Financing Activities and Balance Sheet
During the second quarter, the Company continued to reduce interest costs, as well as manage its capital structure to provide financial flexibility. On May 2, 2007, the Company paid approximately $547 million in connection with the defeasance of $514 million of mortgage debt with a 7.61% interest rate (the "CMBS Loan"), primarily utilizing proceeds from its March issuance of $600 million of 25/8% Exchangeable Senior Debentures. The payment included approximately $33 million in prepayment/defeasance and other costs. On May 25, 2007, the Company successfully amended its credit facility to increase the size of the facility to $600 million, extend the maturity from 2008 to 2011 and modify the terms of the facility, including lowering the rate of interest on borrowings from a spread of 200 to 375 basis points over LIBOR to 65 to 150 basis points over LIBOR, depending on the Company's leverage ratio. The amended facility also has an accordion feature that allows for total borrowing capacity of up to $1 billion.
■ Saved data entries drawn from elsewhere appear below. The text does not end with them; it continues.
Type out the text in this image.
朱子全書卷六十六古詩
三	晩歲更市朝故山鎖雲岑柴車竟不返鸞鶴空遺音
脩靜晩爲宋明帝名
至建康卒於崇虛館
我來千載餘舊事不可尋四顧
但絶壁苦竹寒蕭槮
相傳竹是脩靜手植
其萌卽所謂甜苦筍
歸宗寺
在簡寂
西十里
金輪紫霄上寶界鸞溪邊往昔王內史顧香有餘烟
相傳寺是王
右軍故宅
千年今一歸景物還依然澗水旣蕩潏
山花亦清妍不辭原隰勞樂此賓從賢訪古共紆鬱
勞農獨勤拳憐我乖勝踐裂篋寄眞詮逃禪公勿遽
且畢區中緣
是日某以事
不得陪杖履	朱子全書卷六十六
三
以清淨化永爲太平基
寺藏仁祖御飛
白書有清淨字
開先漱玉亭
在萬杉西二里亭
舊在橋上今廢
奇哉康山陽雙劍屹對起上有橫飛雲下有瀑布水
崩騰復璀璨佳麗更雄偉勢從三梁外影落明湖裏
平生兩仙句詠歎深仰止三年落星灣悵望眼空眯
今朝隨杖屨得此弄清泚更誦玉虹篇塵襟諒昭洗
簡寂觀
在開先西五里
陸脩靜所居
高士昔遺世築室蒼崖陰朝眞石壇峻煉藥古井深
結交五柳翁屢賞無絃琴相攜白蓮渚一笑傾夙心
There are currently no amounts outstanding under the facility. Since December 31, 2006, the Company has decreased its weighted average interest rate from 6.8% to 6.1% as a result of its 2007 refinancings.
As of June 15, 2007, the Company had approximately $497 million of cash and cash equivalents. Excluding amounts necessary for working capital, the Company intends to use its remaining available funds to further invest in its portfolio, acquire new properties or make further debt repayments.
Dividend
As previously announced, the Company expects to declare a fixed $.20 per share common dividend each quarter, as well as a special dividend in the fourth quarter of each year, the amount of which will be based on the Company's taxable income. Based on the Company's 2007 guidance, the Company expects that the fourth quarter special dividend would be in the range of $.10 to $.20.
2007 Outlook
The Company expects RevPAR for the comparable hotels plus the Starwood portfolio to increase approximately 5.5% to 6.5% for the third quarter and 6.5% to 7.5% for the full year. For full year 2007, the Company expects its operating profit margins under GAAP to increase approximately 30 basis points to 70 basis points and its comparable hotel adjusted operating profit margins to increase approximately 75 basis points to 100 basis points. Based upon this guidance, the Company estimates that full year 2007 guidance for Host Hotels & Resorts, Inc. and Host Hotels & Resorts, L.P. would be as follows:
Host Hotels & Resorts, Inc.
-- earnings per diluted share should be approximately $.12 to $.13 for the
third quarter and $1.11 to $1.17 for the full year;
-- net income should be approximately $65 million to $70 million for the
third quarter and $602 million to $634 million for the full year; and
-- FFO per diluted share should be approximately $.32 to $.33 for the
third quarter and $1.78 to $1.84 for the full year (including a charge
of approximately $.08 per diluted share for the full year for debt
prepayment costs).
Host Hotels & Resorts, L.P.
-- net income should be approximately $624 million to $656 million for the
full year 2007; and
-- Adjusted EBITDA for the full year 2007 should be
approximately $1,450 million to $1,480 million.